第3章 元彼を諦めるには
その言葉は、あの日、幹也が電話を切ってくれた日のあの言葉と重なって、安心と胸がいっぱいになるような、それでいて心地よく締め付けてくるような気持ちを溢れさせた。
「………幹…也。」
「俺のこと、使えよ。」
「え?」
「アイツのこと、忘れるために、俺を利用しろよ。」
「…………どういうこと?」
「蒼子…………、」
「俺と、付き合わねぇ?」
「………………っ、」
「別に、俺のこと好きじゃなくても良いよ。
アイツのこと、忘れるために、俺と付き合って、気を紛らわせて、利用しろよ。
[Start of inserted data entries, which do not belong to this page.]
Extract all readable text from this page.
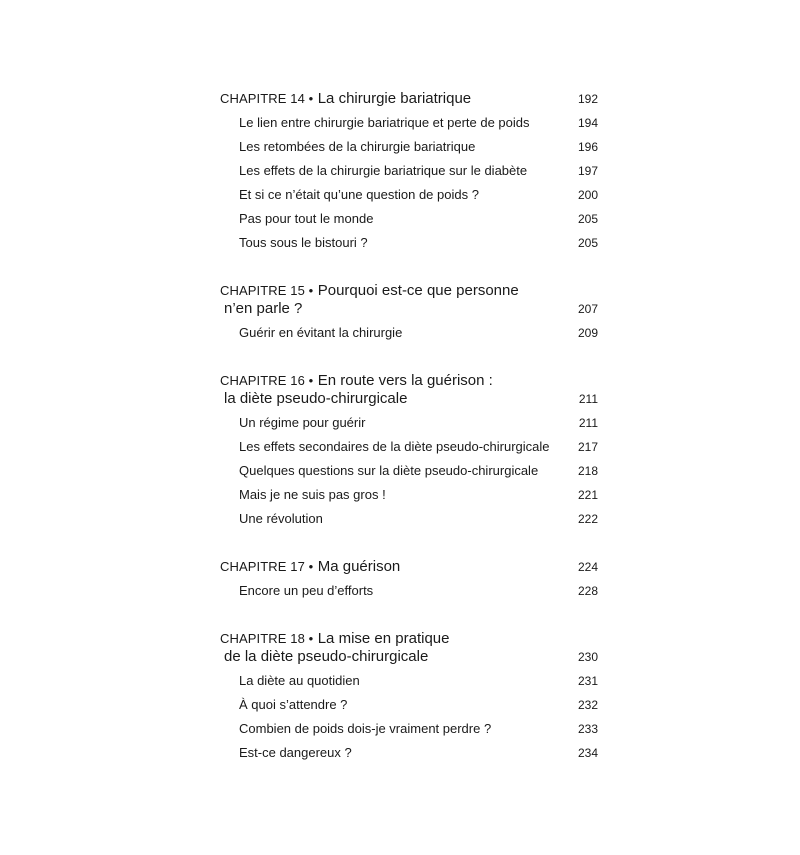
CHAPITRE 14 • La chirurgie bariatrique	192
Le lien entre chirurgie bariatrique et perte de poids	194
Les retombées de la chirurgie bariatrique	196
Les effets de la chirurgie bariatrique sur le diabète	197
Et si ce n’était qu’une question de poids ?	200
Pas pour tout le monde	205
Tous sous le bistouri ?	205
CHAPITRE 15 • Pourquoi est-ce que personne
n’en parle ?	207
Guérir en évitant la chirurgie	209
CHAPITRE 16 • En route vers la guérison :
la diète pseudo-chirurgicale	211
Un régime pour guérir	211
Les effets secondaires de la diète pseudo-chirurgicale 217
Quelques questions sur la diète pseudo-chirurgicale	218
Mais je ne suis pas gros !	221
Une révolution	222
CHAPITRE 17 • Ma guérison	224
Encore un peu d’efforts	228
CHAPITRE 18 • La mise en pratique
de la diète pseudo-chirurgicale	230
La diète au quotidien	231
À quoi s’attendre ?	232
Combien de poids dois-je vraiment perdre ?	233
Est-ce dangereux ?	234
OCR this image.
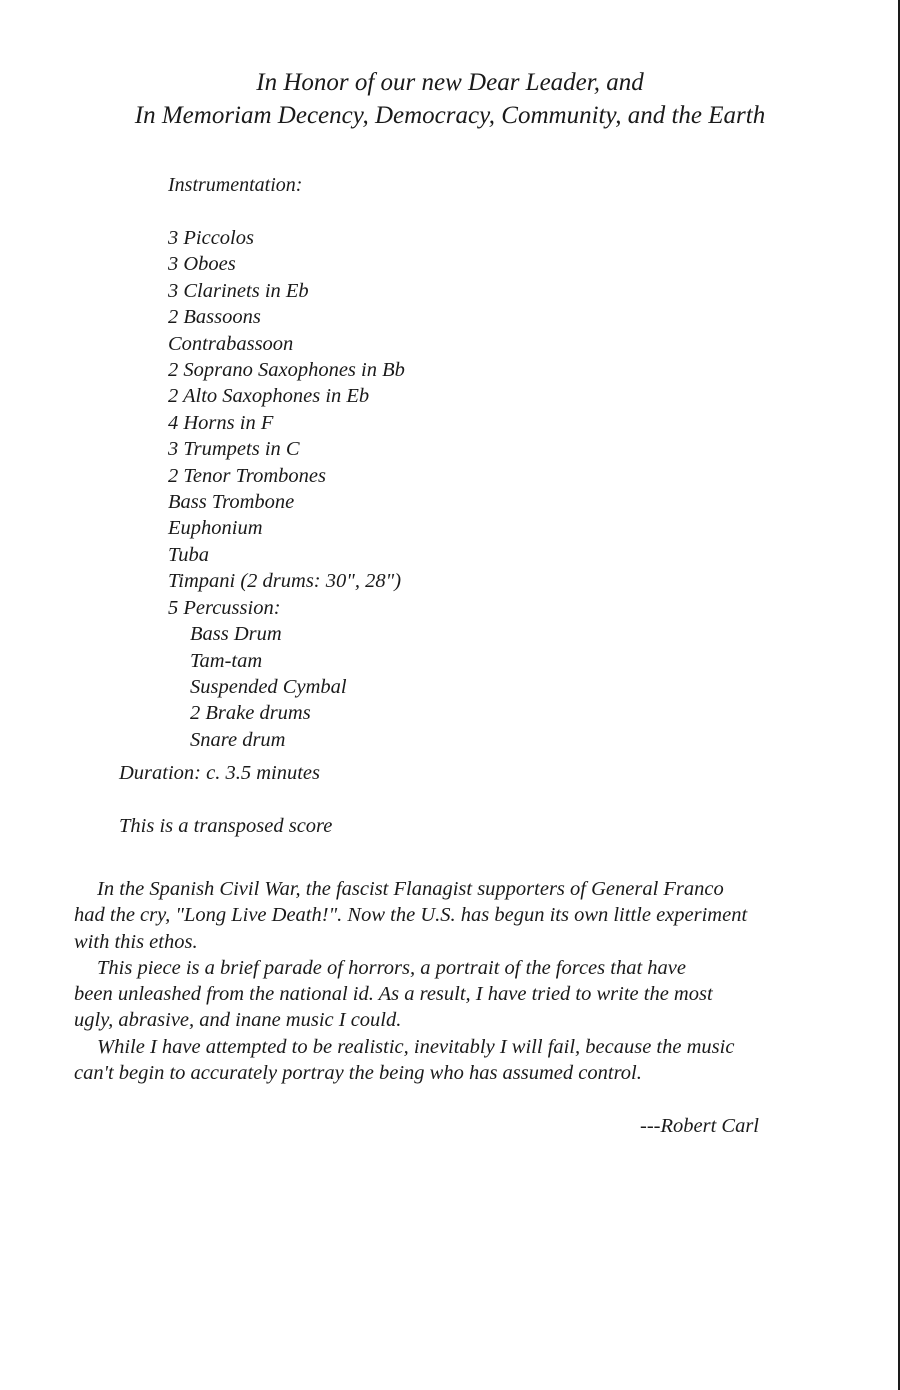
In Honor of our new Dear Leader, and
In Memoriam Decency, Democracy, Community, and the Earth
Instrumentation:
3 Piccolos
3 Oboes
3 Clarinets in Eb
2 Bassoons
Contrabassoon
2 Soprano Saxophones in Bb
2 Alto Saxophones in Eb
4 Horns in F
3 Trumpets in C
2 Tenor Trombones
Bass Trombone
Euphonium
Tuba
Timpani (2 drums: 30", 28")
5 Percussion:
Bass Drum
Tam-tam
Suspended Cymbal
2 Brake drums
Snare drum
Duration: c. 3.5 minutes
This is a transposed score
In the Spanish Civil War, the fascist Flanagist supporters of General Franco
had the cry, "Long Live Death!". Now the U.S. has begun its own little experiment
with this ethos.
This piece is a brief parade of horrors, a portrait of the forces that have
been unleashed from the national id. As a result, I have tried to write the most
ugly, abrasive, and inane music I could.
While I have attempted to be realistic, inevitably I will fail, because the music
can't begin to accurately portray the being who has assumed control.
---Robert Carl
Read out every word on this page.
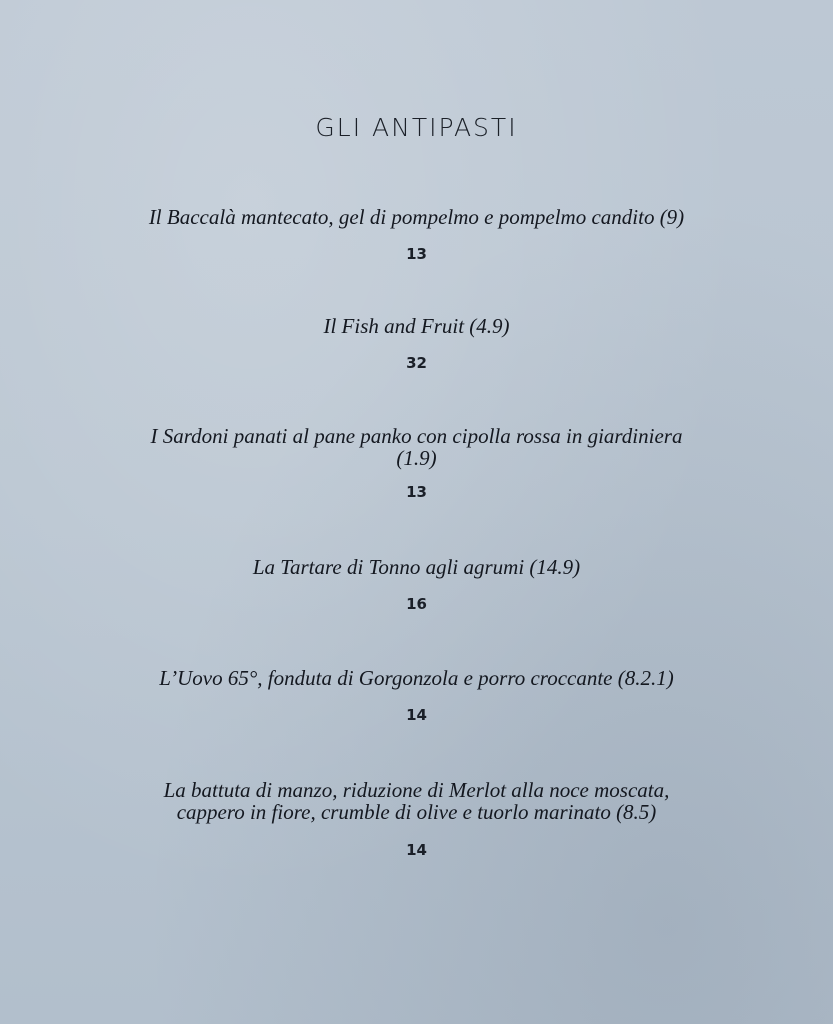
GLI ANTIPASTI
Il Baccalà mantecato, gel di pompelmo e pompelmo candito (9)
13
Il Fish and Fruit (4.9)
32
I Sardoni panati al pane panko con cipolla rossa in giardiniera
(1.9)
13
La Tartare di Tonno agli agrumi (14.9)
16
L’Uovo 65°, fonduta di Gorgonzola e porro croccante (8.2.1)
14
La battuta di manzo, riduzione di Merlot alla noce moscata,
cappero in fiore, crumble di olive e tuorlo marinato (8.5)
14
」
「そんな、こと…………だって、」
私は言葉に詰まって、俯いてしまった。
「そんなの……絶対辛いよ。
……ていうか、いきなりなに?
私、自力で透のこと諦めたいし、そんな幹也傷付けるようなことしてまでしないと自分を救えないほど弱くない。」
「…………蒼子、」
「私、弱くない。
1人だって平気だし………」
「蒼子っ!!」
「───っ、」
「じゃあなんで泣くんだよ!!」
そう言って幹也は、片手で私の目を覆うようにして隠した。